Sen. Rand Paul had an interview on Sunday where he was asked again to walk people through his position on government recognition of same-sex marriage. This time Dana Bash of CNN challenged him over whether his catering to religious opposition to expanding the definition of marriage contradicts with his libertarian "government should leave people alone" leanings. Watch the clip below:


To summarize, he wants religion to have control over the use of the word "marriage" (somehow—no idea how that actually works) but allow for gay couples to enter into civil contracts that will allow everybody to be treated the same by the government:

I see no reason why, if the marriage contract conveys certain things, that if you want to marry another woman, that you can do that and have a contract. But the thing is, is the religious connotation of marriage that has been going on for thousands of years, I still want to preserve that. "You probably could have both. You could have both traditional marriage, which I believe in, and then you could also have the neutrality of the law that allows people to have contracts with another."
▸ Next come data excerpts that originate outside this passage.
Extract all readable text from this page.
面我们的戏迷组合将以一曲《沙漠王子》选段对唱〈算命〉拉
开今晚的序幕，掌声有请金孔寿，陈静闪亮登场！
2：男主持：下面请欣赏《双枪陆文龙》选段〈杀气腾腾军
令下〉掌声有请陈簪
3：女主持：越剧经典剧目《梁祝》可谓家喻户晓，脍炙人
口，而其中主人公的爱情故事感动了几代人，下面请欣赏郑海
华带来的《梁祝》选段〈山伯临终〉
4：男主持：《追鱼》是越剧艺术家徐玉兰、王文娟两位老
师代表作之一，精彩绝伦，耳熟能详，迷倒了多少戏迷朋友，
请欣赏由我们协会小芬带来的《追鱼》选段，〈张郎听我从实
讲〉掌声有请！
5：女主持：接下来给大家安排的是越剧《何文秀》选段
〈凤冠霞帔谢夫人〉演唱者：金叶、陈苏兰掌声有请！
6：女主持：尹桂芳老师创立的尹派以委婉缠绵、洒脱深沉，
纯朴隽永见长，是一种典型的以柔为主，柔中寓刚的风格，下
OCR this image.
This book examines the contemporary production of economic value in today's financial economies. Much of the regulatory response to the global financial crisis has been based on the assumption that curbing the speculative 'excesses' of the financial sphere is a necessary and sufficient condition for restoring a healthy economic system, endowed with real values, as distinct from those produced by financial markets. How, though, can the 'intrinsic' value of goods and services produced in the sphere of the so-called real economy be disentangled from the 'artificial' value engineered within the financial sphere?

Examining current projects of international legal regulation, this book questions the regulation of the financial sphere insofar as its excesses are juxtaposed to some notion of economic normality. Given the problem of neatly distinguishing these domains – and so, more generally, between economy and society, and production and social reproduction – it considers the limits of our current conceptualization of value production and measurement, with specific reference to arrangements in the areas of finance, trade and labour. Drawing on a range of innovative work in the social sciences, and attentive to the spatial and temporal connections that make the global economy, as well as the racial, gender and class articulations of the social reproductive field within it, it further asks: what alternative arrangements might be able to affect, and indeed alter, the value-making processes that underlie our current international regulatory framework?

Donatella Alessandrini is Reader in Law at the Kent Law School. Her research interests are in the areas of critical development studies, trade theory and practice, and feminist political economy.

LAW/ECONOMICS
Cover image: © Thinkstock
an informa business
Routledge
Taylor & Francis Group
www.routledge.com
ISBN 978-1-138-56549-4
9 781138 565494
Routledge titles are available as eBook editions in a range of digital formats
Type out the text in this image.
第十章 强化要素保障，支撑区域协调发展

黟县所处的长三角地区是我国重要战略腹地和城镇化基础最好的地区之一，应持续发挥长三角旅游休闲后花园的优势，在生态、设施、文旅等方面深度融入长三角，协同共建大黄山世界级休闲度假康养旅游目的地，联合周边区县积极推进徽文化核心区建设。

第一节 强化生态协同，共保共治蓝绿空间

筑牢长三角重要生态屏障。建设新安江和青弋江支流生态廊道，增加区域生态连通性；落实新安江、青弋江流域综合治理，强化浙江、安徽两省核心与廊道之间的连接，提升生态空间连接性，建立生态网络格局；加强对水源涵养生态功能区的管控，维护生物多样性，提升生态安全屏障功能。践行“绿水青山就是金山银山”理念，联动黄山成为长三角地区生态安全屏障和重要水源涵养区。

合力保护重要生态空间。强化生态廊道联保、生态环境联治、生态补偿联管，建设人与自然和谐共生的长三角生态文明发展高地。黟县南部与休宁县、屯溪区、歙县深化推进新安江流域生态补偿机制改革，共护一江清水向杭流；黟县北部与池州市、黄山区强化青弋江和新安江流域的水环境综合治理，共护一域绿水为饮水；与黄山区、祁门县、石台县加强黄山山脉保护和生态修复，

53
This quote seems to have caused the Atlanta Journal Constitution to think that Rand Paul is "taking a step toward gay marriage," which isn't really true. As Jacob Sullum noted, he made very similar comments recently on Fox (and even further in the past). What was new, and confusing, was when he told evangelicals in a meeting recently that the rise of gay marriage was part of a "moral crisis" that "allows people to think there would be some sort of other marriage." Wouldn't that be the other form of marriage Paul himself is promoting here?

Looking at the issue from a completely different side, Paul's attempt to thread the needle is being presented by Matt Wilstein at Mediaite (and others) as being connected to the bad old days of racial segregation and the "separate but equal" doctrine. It's an emotional but fundamentally illogical argument. One of the many, many issues with segregation was that the whole "equal" part was a great big lie. If all unions were treated the same under the law, it wouldn't matter if they were called something separate. That's just a semantic game. There are no separate drinking fountains or bathrooms or entrances or anything even remotely comparable. What would matter is whether everybody was entitled to the exact same rights and privileges under the law (which is the question the Supreme Court will be tackling very, very soon).

That emotional response to the very idea of the appearance of segregation carries a huge amount of weight, though. It would be easier for libertarians to push forward the concept of marriage (or civil unions, or what have you) as private contracts negotiated by adults if Paul weren't also claiming gay marriage indicated some sort of "crisis." I may fundamentally disagree with those who see a new form of segregation in the way Paul is approaching gay marriage, but it's very easy to look at just the surface of the debate and understand where that fear comes from. Should supporters of same-sex marriage recognition trust that a man who is telling the religious right that this country is in a moral crisis actually does support private contract marriages? Or unions? Or whatever semantic term we want to toss out?